SOTA AI companies are modern airlines. They're selling a capital intensive commodity that has little meaningful differentiation once you pass a certain threshold. Customers just want the lowest price available.
During the post-2001 crash in airline passenger demand US airlines lost more money in that one slump than all profits from all US airlines, combined, from the Wright Brothers to September 11th 2001.
That was why you had such rapid consolidation, as America West became US Airways became American, United bought Continental, and Delta bought Northwest, to remove so much competition that they could be profitable again.
https://transtats.bts.gov/Data_Elements_Financial.aspx shows 2001-2005 net income losses were 57 billion dollars, then a brief profitability in 2006-7 but the losses of 2008 and 2009 wiped that all out again (in net income terms).

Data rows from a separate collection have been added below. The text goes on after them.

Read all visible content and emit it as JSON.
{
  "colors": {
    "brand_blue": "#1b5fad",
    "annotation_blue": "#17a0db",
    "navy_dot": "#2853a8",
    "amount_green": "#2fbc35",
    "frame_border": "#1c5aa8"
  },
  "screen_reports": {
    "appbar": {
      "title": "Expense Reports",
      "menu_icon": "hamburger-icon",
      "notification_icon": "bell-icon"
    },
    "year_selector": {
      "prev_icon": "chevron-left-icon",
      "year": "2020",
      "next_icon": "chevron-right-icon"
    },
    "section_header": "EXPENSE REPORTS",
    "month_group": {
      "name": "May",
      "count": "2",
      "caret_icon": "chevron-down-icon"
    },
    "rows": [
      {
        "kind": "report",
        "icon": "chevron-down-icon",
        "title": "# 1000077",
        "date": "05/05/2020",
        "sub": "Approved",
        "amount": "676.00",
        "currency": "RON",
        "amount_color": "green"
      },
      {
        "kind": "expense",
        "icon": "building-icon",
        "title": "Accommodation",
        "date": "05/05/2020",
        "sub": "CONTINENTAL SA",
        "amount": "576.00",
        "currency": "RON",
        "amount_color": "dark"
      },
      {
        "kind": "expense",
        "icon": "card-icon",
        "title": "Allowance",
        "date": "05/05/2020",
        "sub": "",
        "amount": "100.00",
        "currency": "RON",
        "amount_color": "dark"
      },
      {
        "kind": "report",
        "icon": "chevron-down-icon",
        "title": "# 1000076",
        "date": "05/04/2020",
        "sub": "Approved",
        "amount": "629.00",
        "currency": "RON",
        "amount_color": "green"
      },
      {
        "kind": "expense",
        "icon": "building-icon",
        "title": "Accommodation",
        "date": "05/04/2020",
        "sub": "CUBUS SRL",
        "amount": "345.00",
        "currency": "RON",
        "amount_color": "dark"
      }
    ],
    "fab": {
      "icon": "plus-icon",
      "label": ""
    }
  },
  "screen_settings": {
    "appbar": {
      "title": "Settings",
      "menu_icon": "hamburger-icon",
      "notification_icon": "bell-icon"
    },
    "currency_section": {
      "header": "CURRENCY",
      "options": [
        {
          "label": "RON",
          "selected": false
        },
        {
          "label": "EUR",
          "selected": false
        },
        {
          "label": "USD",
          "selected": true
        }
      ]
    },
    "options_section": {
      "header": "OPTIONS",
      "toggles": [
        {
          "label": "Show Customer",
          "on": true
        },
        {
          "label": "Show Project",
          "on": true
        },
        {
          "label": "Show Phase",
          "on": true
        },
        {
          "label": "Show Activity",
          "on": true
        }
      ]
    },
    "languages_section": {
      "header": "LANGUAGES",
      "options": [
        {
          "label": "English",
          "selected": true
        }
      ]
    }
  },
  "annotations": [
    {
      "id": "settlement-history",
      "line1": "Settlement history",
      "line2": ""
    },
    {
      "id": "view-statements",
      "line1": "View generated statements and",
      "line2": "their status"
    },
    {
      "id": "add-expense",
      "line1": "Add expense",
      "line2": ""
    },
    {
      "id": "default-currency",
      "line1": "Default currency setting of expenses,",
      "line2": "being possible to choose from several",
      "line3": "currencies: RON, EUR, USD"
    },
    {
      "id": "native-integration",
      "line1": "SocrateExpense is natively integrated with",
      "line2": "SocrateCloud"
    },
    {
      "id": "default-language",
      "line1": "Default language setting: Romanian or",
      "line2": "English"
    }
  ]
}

I read that thing about the integral of all profits back to the Wright Brothers back around in 2010, and I can't find a good source on aviation profitability in the 1970's right now.
Airlines themselves are perfectly fine. It's relatively hard to break into as a disruptor, but the employees of the established players are mostly well-paid. The executives are even better-paid. The investors can earn steady, predictable, positive returns as long as the stock is reasonably priced and doesn't make assumptions about impossible levels of future growth. Airlines are not super-profitable, but with sufficient volume, you don't need high margins, and they're at least profitable as long as we don't have 9/11 or Covid happening.
I'm not personally knowledgeable about this or anything, so look into it yourself, but just picking a random really big one, United Airlines, it looks like they consistently beat the S&P 500 for most of the past 20 years, until Covid, and the past four years since then have been pretty bad.
They are profitable regardless in the face of 9/11 and COVID because we will bail them out.
What they don't seem to be able to weather is significant changes in the structure of pension obligations, and dramatic fatal crashes.
There is also an impending shift into electric short-haul flights that is going to cause some changes to the business model, with whoever can't adapt exiting those markets.